Писал он вдохновенно. Периодически вскакивал, мерил шагами комнату от стены до стены, от двери к окну, резко швырялся к бюро, хватал перо и творил дальше. Он целиком провалился в работу. Поэтому, когда дверь тихонечко отворилась, на пороге возник старик-портье с неизменной свечой в руке и предложил писателю отужинать, Степа сначала отмахнулся, а на повторное приглашение заорал:
- Да оставьте меня в покое со своей жрачкой!
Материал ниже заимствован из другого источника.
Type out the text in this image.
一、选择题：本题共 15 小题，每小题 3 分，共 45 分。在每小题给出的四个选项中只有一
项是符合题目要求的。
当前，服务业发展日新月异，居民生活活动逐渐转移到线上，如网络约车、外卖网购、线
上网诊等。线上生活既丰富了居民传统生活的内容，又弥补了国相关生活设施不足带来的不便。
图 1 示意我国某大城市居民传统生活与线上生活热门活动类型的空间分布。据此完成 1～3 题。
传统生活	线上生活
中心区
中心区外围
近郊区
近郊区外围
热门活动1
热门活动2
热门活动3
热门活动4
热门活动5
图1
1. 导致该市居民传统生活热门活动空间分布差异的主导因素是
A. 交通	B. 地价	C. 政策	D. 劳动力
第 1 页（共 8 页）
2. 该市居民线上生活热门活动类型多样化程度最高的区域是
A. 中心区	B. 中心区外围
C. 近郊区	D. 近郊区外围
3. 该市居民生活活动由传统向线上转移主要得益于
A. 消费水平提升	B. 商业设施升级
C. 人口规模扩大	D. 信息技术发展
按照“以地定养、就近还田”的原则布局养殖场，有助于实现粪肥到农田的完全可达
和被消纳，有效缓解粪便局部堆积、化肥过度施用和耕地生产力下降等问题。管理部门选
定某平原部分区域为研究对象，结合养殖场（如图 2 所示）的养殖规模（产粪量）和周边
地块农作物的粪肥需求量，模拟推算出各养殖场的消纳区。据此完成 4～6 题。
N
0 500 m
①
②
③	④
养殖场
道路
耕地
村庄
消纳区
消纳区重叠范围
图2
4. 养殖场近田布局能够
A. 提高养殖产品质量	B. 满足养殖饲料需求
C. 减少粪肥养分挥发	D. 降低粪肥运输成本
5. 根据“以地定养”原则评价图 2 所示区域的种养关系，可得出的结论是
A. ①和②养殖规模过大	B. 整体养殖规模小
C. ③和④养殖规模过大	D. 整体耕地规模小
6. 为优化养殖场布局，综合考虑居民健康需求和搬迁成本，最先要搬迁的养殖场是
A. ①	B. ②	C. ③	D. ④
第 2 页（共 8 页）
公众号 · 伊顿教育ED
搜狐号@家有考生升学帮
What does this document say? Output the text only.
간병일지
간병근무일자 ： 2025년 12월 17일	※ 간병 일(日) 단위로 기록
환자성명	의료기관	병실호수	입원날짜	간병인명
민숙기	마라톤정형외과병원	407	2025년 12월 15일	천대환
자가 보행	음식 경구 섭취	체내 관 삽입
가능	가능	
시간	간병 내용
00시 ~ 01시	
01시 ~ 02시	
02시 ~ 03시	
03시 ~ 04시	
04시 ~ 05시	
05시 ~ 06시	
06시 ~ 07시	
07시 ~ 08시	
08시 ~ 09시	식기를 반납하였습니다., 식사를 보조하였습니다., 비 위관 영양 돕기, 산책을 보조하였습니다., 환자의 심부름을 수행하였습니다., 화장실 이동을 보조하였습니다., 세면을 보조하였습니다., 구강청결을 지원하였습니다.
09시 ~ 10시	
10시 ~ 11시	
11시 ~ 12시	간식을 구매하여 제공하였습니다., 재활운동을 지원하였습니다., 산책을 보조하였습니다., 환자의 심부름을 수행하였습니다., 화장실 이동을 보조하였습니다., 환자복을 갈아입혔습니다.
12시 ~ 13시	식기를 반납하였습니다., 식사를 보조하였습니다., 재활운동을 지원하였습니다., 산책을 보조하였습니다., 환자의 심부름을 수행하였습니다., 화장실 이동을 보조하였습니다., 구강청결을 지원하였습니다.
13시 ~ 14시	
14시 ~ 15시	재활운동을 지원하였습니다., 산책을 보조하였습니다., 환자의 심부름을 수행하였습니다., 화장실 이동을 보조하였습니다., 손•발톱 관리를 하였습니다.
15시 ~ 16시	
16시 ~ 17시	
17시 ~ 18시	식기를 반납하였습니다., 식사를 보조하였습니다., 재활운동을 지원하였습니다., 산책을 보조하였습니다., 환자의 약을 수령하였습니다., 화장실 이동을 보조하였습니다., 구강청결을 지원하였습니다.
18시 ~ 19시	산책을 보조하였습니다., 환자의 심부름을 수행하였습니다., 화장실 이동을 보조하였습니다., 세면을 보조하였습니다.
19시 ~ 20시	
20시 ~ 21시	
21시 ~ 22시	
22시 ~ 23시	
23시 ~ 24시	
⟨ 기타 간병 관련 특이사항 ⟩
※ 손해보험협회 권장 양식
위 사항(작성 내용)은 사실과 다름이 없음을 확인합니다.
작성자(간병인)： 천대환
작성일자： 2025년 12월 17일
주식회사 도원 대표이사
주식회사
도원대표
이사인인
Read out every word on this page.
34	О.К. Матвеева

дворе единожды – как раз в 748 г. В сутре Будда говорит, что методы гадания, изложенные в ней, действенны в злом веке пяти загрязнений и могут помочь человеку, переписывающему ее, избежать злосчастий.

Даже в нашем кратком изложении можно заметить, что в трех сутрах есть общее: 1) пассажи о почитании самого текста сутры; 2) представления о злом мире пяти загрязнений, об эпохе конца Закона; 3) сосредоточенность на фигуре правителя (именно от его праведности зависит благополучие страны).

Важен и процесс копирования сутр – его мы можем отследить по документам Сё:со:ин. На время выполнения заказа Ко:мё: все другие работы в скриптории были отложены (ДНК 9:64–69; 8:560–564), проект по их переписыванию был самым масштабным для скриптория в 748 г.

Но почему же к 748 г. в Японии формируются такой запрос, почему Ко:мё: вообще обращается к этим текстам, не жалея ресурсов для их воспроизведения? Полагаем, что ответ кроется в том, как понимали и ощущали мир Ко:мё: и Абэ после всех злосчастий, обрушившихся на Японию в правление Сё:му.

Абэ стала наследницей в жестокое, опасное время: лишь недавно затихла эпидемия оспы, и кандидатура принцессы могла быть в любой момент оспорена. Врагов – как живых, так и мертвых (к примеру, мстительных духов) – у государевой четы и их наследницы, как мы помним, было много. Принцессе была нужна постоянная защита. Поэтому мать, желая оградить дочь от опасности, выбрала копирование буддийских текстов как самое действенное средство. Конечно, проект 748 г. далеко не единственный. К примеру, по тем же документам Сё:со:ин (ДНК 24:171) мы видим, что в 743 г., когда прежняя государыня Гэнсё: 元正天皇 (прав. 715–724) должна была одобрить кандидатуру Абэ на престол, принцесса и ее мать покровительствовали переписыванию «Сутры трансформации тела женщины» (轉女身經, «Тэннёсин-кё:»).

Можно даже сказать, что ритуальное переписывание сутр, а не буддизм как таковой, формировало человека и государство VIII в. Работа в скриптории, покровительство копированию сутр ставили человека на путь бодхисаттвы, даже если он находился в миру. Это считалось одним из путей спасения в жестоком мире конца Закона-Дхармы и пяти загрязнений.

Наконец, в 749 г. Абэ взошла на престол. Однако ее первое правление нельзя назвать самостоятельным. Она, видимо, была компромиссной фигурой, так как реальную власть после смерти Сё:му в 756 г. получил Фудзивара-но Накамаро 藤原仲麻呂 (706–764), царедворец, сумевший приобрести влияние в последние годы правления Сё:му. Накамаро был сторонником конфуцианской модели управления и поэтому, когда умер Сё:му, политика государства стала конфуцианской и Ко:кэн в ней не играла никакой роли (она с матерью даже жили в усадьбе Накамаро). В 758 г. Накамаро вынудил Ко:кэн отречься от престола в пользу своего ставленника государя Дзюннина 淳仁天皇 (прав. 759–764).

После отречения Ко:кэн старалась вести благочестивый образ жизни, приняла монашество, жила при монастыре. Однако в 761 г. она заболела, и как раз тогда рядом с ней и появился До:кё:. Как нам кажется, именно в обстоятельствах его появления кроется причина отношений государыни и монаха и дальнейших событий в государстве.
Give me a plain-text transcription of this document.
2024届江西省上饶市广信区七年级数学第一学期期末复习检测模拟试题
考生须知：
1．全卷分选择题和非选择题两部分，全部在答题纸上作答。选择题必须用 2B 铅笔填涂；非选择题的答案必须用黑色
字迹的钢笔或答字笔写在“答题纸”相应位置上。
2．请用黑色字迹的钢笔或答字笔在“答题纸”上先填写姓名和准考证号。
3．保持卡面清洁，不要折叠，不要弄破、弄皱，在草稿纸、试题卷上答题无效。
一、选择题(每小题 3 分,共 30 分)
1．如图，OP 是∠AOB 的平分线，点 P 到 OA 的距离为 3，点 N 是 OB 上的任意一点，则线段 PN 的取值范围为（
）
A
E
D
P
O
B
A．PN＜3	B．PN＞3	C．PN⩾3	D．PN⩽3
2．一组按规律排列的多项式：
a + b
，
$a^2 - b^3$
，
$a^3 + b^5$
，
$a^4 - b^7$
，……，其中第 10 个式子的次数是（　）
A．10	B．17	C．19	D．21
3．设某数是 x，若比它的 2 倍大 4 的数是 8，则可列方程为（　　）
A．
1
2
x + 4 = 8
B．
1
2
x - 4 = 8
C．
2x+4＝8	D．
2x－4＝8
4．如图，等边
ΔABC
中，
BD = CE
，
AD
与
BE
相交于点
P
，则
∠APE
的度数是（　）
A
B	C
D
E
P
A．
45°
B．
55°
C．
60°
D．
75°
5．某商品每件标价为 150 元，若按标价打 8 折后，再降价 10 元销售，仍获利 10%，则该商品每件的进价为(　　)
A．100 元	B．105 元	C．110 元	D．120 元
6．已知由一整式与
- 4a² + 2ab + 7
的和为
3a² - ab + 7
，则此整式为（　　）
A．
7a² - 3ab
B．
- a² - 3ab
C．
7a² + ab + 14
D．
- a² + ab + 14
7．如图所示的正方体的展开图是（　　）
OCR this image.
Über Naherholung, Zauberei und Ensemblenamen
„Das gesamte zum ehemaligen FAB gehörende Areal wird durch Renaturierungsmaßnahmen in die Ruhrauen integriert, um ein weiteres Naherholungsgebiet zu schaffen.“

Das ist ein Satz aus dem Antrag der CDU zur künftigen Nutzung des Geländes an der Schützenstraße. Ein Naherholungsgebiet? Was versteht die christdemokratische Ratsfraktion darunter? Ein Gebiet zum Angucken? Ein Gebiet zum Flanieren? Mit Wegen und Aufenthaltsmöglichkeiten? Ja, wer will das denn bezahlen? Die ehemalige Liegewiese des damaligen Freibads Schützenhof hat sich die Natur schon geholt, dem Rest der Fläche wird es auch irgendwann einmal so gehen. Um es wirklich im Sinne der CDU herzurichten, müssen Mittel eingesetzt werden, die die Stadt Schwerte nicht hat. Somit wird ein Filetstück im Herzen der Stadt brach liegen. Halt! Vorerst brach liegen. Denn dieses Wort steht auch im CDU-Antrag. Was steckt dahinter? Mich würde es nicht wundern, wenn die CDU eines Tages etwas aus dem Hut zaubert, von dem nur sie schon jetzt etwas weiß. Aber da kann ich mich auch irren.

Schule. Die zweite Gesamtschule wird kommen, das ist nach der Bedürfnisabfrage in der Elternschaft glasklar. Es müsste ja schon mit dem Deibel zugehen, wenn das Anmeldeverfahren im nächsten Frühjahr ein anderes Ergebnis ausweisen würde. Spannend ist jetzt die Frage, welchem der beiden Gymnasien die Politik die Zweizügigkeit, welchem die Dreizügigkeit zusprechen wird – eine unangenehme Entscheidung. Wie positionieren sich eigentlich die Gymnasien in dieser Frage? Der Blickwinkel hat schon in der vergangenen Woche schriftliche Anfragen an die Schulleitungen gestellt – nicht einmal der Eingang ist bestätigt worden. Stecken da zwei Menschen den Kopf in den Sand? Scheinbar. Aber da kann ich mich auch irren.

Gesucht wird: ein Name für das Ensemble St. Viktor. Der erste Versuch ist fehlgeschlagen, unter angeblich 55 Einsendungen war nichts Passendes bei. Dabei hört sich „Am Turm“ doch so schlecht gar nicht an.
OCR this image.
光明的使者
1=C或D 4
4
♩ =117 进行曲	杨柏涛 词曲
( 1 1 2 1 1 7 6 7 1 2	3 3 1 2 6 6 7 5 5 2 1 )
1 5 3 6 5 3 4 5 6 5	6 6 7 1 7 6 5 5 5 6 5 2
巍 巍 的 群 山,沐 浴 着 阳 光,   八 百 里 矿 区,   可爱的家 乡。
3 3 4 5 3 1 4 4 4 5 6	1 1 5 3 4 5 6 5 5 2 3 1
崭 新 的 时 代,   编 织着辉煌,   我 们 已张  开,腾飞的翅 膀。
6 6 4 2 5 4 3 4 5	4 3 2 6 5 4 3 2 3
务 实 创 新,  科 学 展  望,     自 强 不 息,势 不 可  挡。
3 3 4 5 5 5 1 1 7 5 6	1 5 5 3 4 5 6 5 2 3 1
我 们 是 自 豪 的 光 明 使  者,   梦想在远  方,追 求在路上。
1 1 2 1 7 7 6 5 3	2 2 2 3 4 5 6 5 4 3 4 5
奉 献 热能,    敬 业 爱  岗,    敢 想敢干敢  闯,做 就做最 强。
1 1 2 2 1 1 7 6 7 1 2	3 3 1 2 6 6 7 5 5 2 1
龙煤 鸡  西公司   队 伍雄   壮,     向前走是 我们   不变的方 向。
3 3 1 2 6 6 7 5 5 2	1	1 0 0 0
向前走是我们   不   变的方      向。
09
Уйдите, дайте человеку мысль закончить!
- Простите, - виновато проговорил старик, - я обязан в это время, пока вам не присуждена категория, обслуживать вас персонально в номере. Я думал...
Степа бросил перо и повернул к старику зверское лицо:
- Мне плевать, что вы думали! Отстаньте с вашими дурацкими категориями, не надо мне никаких категорий! Я буду завтракать, обедать и ужинать только здесь! Будьте так любезны, молча принесите мне еду в положенное время и также молча заберите посуду, чтобы я никого не видел и не слышал! Ничем постыдным у себя в комнате я заниматься не планирую, по крайней мере в ближайшем обозримом будущем, поэтому входить и выходить только молча. В дверь не стучать. Меня не отвлекать. Что-нибудь мне понадобится - я сам к вам обращусь. Понятно?!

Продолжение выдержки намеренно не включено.